BUILDING UP THE BIOTA IN NOVEL ENVIRONMENTS: INSIGHTS USING THE FOSSIL RECORD OF EPEIRIC SEAS

Throughout the Phanerozoic, times of rising sea-level were often accompanied by the development of shallow seas on the continents. These epeiric seas formed relatively rapidly in geologic time and differed physically from open marine habitats, with shallower depths and altered salinity, temperature, and circulation. The buildup of diversity within these new habitats must result from one or more of the following processes: uninhibited dispersal of open marine taxa, limited dispersal with ecological filtering of open marine taxa, and one or more rounds of in situ speciation. The paleontological record allows discrimination between these processes and additionally chronicles any accompanying anagenesis. Despite the extensive representation of epeiric seas in the fossil record, little has been done to characterize and determine the source of epeiric biotas.
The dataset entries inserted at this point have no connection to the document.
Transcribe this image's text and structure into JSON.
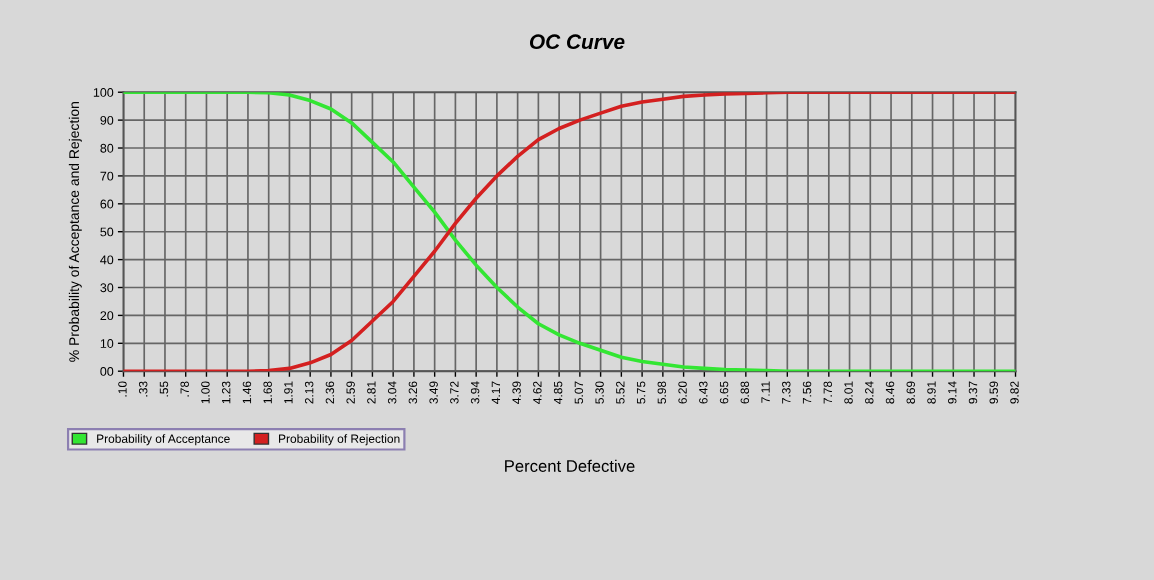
{
  "chart_data": {
    "type": "line",
    "title": "OC Curve",
    "xlabel": "Percent Defective",
    "ylabel": "% Probability of Acceptance and Rejection",
    "categories": [
      ".10",
      ".33",
      ".55",
      ".78",
      "1.00",
      "1.23",
      "1.46",
      "1.68",
      "1.91",
      "2.13",
      "2.36",
      "2.59",
      "2.81",
      "3.04",
      "3.26",
      "3.49",
      "3.72",
      "3.94",
      "4.17",
      "4.39",
      "4.62",
      "4.85",
      "5.07",
      "5.30",
      "5.52",
      "5.75",
      "5.98",
      "6.20",
      "6.43",
      "6.65",
      "6.88",
      "7.11",
      "7.33",
      "7.56",
      "7.78",
      "8.01",
      "8.24",
      "8.46",
      "8.69",
      "8.91",
      "9.14",
      "9.37",
      "9.59",
      "9.82"
    ],
    "series": [
      {
        "name": "Probability of Acceptance",
        "color": "#33e633",
        "values": [
          100,
          100,
          100,
          100,
          100,
          100,
          100,
          99.8,
          99,
          97,
          94,
          89,
          82,
          75,
          66,
          57,
          47,
          38,
          30,
          23,
          17,
          13,
          10,
          7.5,
          5,
          3.5,
          2.5,
          1.5,
          1,
          0.6,
          0.4,
          0.2,
          0,
          0,
          0,
          0,
          0,
          0,
          0,
          0,
          0,
          0,
          0,
          0
        ]
      },
      {
        "name": "Probability of Rejection",
        "color": "#d42020",
        "values": [
          0,
          0,
          0,
          0,
          0,
          0,
          0,
          0.2,
          1,
          3,
          6,
          11,
          18,
          25,
          34,
          43,
          53,
          62,
          70,
          77,
          83,
          87,
          90,
          92.5,
          95,
          96.5,
          97.5,
          98.5,
          99,
          99.4,
          99.6,
          99.8,
          100,
          100,
          100,
          100,
          100,
          100,
          100,
          100,
          100,
          100,
          100,
          100
        ]
      }
    ],
    "ylim": [
      0,
      100
    ],
    "yticks": [
      {
        "value": 0,
        "label": "00"
      },
      10,
      20,
      30,
      40,
      50,
      60,
      70,
      80,
      90,
      100
    ],
    "grid": true,
    "legend": "bottom",
    "marker": "none",
    "line_style": "solid"
  }
}
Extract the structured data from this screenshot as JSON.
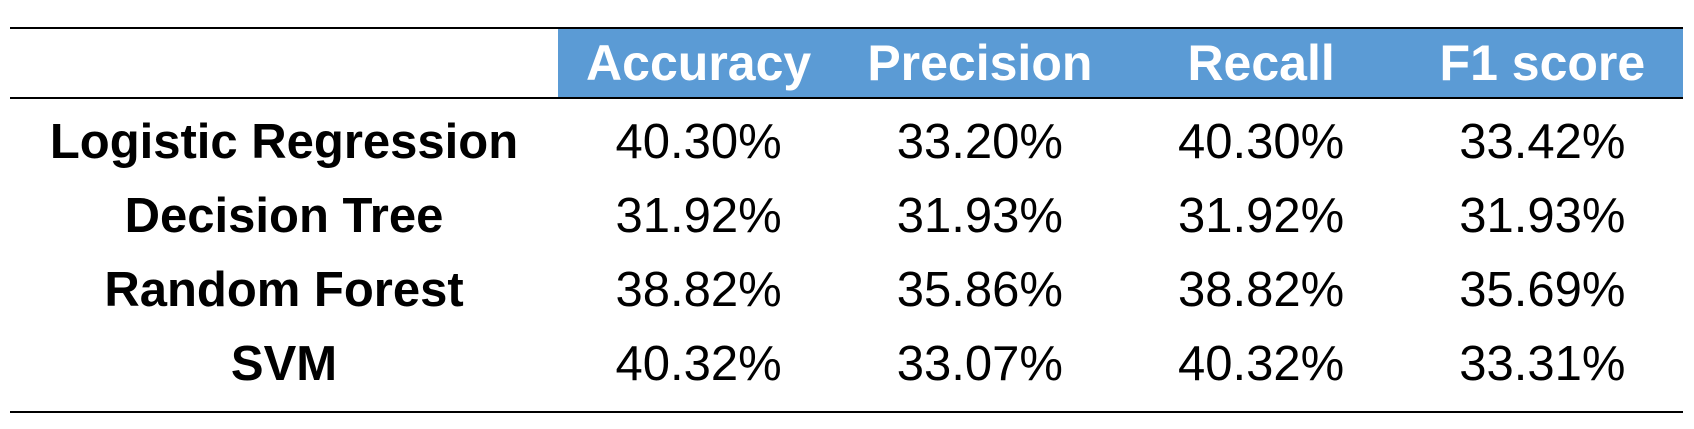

My focus is on ammonites in the Early and Late Cretaceous, the latter of which is characterized by high sea levels and inland flooding, including creation of a seaway across North America between the present-day Arctic Ocean and Caribbean Sea. Ammonites are an ideal study group because they are fast-evolving, abundant, and well-preserved – features that allow for fine temporal and spatial control. Using geographic and temporal distributions and body size data for over 500 species of ammonite, I find that epeiric species exhibit greater means and wider ranges of body size than do non-epeiric species. I also find that while species tend to occur only in one environment or the other, genera are often composed of a mix of both epeiric and non-epeiric species. Characterizing spatial patterns in the diversity and ecology of Cretaceous ammonites across epeiric and non-epeiric habitats will help to determine the relative importance of the various processes that build diversity in novel environments.